Self-healing “smart building materials” have the potential to reduce structure repair costs, lower cement-production carbon emissions and even save lives. One barrier that has kept these materials from being commercialized, however, is their potentially labor-intensive and thus expensive production process. Recently, an engineering student from the University of Rhode Island (URI) announced that she has developed a self-healing concrete that would be inexpensive to produce.
Michelle Pelletier, collaborating with URI Chemical Engineering Professor Arijit Bose, created a concrete matrix that was embedded with a micro-encapsulated sodium silicate healing agent. When cracks formed in the concrete, the capsules ruptured and released the agent into the adjacent area. The sodium silicate reacted with the calcium hydroxide already present in the concrete, and formed a calcium-silica-hydrate gel that healed the cracks and blocked the concrete’s pores. The gel hardened in about one week.

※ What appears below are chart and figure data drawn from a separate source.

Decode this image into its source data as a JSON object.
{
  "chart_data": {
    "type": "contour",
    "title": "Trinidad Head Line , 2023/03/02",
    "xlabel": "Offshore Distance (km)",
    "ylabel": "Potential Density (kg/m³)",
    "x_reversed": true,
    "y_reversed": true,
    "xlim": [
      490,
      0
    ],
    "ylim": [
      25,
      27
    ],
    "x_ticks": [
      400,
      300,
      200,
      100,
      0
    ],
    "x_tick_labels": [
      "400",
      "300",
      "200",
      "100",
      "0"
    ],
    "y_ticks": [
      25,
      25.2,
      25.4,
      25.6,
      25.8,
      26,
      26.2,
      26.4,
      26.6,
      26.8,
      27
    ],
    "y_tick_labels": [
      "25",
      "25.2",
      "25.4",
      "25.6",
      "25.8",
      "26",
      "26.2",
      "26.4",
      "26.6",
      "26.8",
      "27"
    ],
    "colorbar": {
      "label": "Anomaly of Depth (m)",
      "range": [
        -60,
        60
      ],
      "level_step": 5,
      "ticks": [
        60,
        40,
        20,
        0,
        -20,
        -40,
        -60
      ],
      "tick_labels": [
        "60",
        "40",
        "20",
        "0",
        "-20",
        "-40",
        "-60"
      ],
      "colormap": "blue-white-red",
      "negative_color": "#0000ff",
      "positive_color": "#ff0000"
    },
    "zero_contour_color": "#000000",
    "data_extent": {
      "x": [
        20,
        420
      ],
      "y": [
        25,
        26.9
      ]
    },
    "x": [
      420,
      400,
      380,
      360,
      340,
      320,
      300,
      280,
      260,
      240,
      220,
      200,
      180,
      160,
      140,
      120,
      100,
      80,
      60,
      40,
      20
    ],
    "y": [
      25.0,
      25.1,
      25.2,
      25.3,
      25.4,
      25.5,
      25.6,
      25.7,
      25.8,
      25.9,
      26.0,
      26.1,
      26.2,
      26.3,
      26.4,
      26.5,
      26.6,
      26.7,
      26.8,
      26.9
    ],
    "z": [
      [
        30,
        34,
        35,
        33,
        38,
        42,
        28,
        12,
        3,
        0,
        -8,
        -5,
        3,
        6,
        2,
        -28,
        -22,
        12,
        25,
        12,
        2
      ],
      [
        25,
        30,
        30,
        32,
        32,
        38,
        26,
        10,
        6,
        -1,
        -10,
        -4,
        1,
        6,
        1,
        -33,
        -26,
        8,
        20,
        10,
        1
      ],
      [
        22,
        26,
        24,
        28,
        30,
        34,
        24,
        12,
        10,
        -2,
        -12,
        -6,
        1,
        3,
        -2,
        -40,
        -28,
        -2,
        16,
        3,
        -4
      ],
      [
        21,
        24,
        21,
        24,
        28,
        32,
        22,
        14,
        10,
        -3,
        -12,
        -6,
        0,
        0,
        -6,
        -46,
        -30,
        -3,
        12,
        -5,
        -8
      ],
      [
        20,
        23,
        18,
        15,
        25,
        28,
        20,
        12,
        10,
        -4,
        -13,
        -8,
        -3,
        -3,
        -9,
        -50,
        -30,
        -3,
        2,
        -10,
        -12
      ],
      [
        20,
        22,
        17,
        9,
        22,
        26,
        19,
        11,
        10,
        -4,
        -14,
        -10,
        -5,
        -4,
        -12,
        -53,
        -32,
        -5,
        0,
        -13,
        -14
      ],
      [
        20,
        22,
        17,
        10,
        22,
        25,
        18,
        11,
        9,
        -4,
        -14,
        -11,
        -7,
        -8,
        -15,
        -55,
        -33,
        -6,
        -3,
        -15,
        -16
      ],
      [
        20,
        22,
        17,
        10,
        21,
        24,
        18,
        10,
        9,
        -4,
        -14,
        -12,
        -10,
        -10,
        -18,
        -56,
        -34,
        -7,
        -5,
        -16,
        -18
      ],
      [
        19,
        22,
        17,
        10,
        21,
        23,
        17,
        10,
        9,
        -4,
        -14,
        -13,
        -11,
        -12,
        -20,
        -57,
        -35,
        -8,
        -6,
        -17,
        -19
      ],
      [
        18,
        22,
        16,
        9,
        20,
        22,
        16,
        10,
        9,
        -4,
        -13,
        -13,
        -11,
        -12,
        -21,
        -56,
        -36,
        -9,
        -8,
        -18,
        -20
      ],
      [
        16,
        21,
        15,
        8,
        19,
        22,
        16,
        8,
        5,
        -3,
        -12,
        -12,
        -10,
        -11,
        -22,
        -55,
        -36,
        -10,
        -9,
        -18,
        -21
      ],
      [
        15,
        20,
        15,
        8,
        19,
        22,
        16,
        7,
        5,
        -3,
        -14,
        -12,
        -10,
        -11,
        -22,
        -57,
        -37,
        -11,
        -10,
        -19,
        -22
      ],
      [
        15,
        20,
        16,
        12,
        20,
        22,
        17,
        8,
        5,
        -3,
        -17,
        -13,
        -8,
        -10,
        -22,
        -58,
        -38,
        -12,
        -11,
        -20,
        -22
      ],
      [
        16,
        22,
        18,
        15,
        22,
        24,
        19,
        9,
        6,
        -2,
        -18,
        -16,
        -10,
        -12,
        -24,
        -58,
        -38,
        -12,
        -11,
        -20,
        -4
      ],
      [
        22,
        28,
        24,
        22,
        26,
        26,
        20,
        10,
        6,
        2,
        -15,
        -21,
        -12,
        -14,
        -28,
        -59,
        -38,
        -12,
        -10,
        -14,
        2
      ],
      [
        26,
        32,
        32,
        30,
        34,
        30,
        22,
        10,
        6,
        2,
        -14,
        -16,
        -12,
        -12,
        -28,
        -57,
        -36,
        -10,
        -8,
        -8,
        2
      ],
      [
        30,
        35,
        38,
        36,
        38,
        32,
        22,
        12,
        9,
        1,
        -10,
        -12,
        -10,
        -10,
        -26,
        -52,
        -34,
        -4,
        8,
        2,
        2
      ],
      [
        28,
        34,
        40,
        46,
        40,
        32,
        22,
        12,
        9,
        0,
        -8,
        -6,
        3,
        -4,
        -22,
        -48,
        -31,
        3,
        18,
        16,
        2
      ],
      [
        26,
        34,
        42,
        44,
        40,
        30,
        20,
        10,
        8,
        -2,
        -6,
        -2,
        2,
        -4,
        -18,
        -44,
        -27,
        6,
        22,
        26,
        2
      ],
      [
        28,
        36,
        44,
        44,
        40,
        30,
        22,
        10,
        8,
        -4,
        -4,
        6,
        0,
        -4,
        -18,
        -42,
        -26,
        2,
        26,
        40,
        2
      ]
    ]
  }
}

When Pelletier’s concrete was stress-tested to the point of almost breaking, it proceeded to recover 26% of its original strength. By contrast, conventional concrete only recovers 10%. Pelletier believes that she could boost the strength of her mix even higher, by increasing the quantity of the healing agent.
Other researchers have tried using bacteria spores that secrete calcium carbonate, or glass capillaries filled with a healing agent. According to Pelletier, her mix would be more cost-effective because it would be simpler to produce, and function more efficiently. “Smart materials usually have an environmental trigger that causes the healing to occur,” she said. “What’s special about our material is that it can have a localized and targeted release of the healing agent only in the areas that really need it.”
Pelletier is now researching how well the healing agent would work for minimizing the corrosion of steel rebar within concrete structures.